Take a look at this chart from Wikipedia:
That goes from 1910 to 2014 — a decent swath of U.S. history in which two World Wars happened, as well as Vietnam, the assassination of JFK, and a whole bunch of other stuff. (Oh, most of the U.S. infrastructure was built during the same time.)
In that span, only three times — just three — did a sitting President’s party gain House seats in a midterm:
- 2002: You can potentially chock this up to American fervor with 9/11 being less than a year before.
- 1998: This should have been a better play for the Republicans, because Clinton was coming off the Lewinsky scandal. Instead, they flopped and Newt Gingrich eventually had to walk out the door.
- 1934: This is a long time ago, obviously, but the essential thing that happened here was a positive referendum on the New Deal (people wanted to see it through).
3 times out of 26 possible midterm elections — 11.5 percent — has the President’s party gained any House seats.
Now let’s look at Senate. The picture is a bit different here, because (especially in the modern age) it takes more money to run/win Senate races.
Still, in the Senate, it’s only been 5 times in 26 midterms since 1910 that the sitting Presidential party has gained in the upper chamber. 2002 is on this list too — America! America! — but 1970, which makes the Senate R+1 list, was the last time a third-party candidate won a Senate election (that skews things when you’re talking +1).
The highest midterm turnout since 1948 was 1966, when close to 1/2 of all people voted. Meanwhile, the lowest Presidential year turnout was 1948 itself, when a little over 1/2 of all people voted.
The last three Presidential elections have averaged a bit over 60 percent of the U.S. eligible voting population, while the last three midterms have averaged about 41 percent — 20 percent lower.
Because of 24/7 cable news, there will always be breathless analysis of midterm races and what they mean.
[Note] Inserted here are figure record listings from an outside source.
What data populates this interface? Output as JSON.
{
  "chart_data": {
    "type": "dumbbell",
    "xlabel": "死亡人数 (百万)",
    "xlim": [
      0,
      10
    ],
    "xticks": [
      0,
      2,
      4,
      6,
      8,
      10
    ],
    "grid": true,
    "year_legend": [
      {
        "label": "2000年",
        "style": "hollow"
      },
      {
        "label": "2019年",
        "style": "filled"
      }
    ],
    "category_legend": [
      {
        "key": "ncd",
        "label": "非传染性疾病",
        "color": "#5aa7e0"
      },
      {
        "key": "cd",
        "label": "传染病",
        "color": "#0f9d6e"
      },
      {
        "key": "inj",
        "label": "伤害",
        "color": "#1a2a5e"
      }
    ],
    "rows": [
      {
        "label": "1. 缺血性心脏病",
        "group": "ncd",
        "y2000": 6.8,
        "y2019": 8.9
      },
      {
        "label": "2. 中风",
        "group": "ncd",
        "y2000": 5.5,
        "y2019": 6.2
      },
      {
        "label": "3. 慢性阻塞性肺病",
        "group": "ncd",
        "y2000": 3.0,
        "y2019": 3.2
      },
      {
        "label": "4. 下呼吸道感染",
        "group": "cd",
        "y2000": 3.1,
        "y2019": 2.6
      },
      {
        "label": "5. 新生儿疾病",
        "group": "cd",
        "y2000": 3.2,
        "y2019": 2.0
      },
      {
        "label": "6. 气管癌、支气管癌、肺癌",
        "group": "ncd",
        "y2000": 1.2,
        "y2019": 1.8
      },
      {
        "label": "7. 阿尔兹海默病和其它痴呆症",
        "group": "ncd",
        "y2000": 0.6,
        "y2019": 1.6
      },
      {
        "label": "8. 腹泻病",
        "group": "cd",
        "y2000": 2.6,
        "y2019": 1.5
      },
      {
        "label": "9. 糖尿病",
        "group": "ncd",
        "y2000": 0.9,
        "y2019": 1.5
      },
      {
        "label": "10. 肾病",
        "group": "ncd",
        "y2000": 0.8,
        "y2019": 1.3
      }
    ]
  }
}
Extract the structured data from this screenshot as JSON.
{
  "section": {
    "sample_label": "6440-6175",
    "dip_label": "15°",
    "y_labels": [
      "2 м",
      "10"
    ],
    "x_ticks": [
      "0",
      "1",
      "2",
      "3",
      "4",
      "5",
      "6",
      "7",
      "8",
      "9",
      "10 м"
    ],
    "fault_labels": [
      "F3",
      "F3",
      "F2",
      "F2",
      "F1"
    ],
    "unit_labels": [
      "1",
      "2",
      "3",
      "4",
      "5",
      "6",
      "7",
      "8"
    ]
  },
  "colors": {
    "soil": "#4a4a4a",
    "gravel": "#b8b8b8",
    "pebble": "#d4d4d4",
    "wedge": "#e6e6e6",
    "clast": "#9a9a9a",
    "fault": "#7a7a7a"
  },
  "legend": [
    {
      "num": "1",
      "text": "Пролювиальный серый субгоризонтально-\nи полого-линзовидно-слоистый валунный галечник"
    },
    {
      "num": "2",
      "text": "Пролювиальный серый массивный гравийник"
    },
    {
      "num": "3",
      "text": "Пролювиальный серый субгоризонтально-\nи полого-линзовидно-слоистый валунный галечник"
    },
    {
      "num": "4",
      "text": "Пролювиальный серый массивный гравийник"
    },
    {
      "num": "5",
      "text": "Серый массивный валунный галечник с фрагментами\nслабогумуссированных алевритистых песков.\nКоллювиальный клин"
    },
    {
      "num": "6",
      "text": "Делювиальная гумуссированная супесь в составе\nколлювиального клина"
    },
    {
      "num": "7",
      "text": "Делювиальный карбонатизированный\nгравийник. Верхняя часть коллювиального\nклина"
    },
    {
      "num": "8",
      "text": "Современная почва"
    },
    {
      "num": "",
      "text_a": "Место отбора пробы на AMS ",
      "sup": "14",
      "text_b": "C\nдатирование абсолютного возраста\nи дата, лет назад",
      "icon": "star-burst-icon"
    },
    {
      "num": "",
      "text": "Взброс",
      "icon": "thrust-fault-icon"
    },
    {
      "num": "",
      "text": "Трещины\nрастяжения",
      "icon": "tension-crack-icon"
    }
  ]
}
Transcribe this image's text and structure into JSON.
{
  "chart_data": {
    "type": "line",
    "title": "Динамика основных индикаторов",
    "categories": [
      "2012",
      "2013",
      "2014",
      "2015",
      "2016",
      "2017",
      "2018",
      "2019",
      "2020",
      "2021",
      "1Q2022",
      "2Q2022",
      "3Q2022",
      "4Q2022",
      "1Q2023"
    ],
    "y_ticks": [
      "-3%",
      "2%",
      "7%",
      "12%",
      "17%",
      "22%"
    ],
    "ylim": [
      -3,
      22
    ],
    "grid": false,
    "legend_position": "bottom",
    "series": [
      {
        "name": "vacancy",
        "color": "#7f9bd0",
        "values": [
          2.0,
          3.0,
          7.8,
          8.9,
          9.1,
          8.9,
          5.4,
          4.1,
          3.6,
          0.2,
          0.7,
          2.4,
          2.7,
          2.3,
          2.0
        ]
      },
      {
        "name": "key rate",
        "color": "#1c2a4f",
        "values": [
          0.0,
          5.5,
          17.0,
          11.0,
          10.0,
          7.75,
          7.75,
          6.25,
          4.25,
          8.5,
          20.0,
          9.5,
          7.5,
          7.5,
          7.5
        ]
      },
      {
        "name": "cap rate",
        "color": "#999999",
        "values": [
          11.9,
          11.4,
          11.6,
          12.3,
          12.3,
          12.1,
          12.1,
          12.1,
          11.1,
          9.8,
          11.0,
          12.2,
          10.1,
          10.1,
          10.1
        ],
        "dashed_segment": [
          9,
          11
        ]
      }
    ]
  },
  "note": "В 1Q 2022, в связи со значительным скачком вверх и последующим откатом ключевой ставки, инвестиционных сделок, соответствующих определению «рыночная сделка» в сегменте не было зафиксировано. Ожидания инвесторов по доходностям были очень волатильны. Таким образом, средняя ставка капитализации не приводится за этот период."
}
No doubt. But here’s what they really mean: about 1/5th less people actually show up to vote, and there’s almost no chance (1 in 10, maybe) that the sitting President’s party will do anything. And, lest ye forget, Presidential elections are about the Electoral College, which is a whole different ballgame anyway.
Analyze tonight all you want, but … it’s essentially fairly easy to predict and ultimately meaningless. If the Democrats get train-tracked tonight, does that mean Hilary or Candidate X has no shot? Not at all.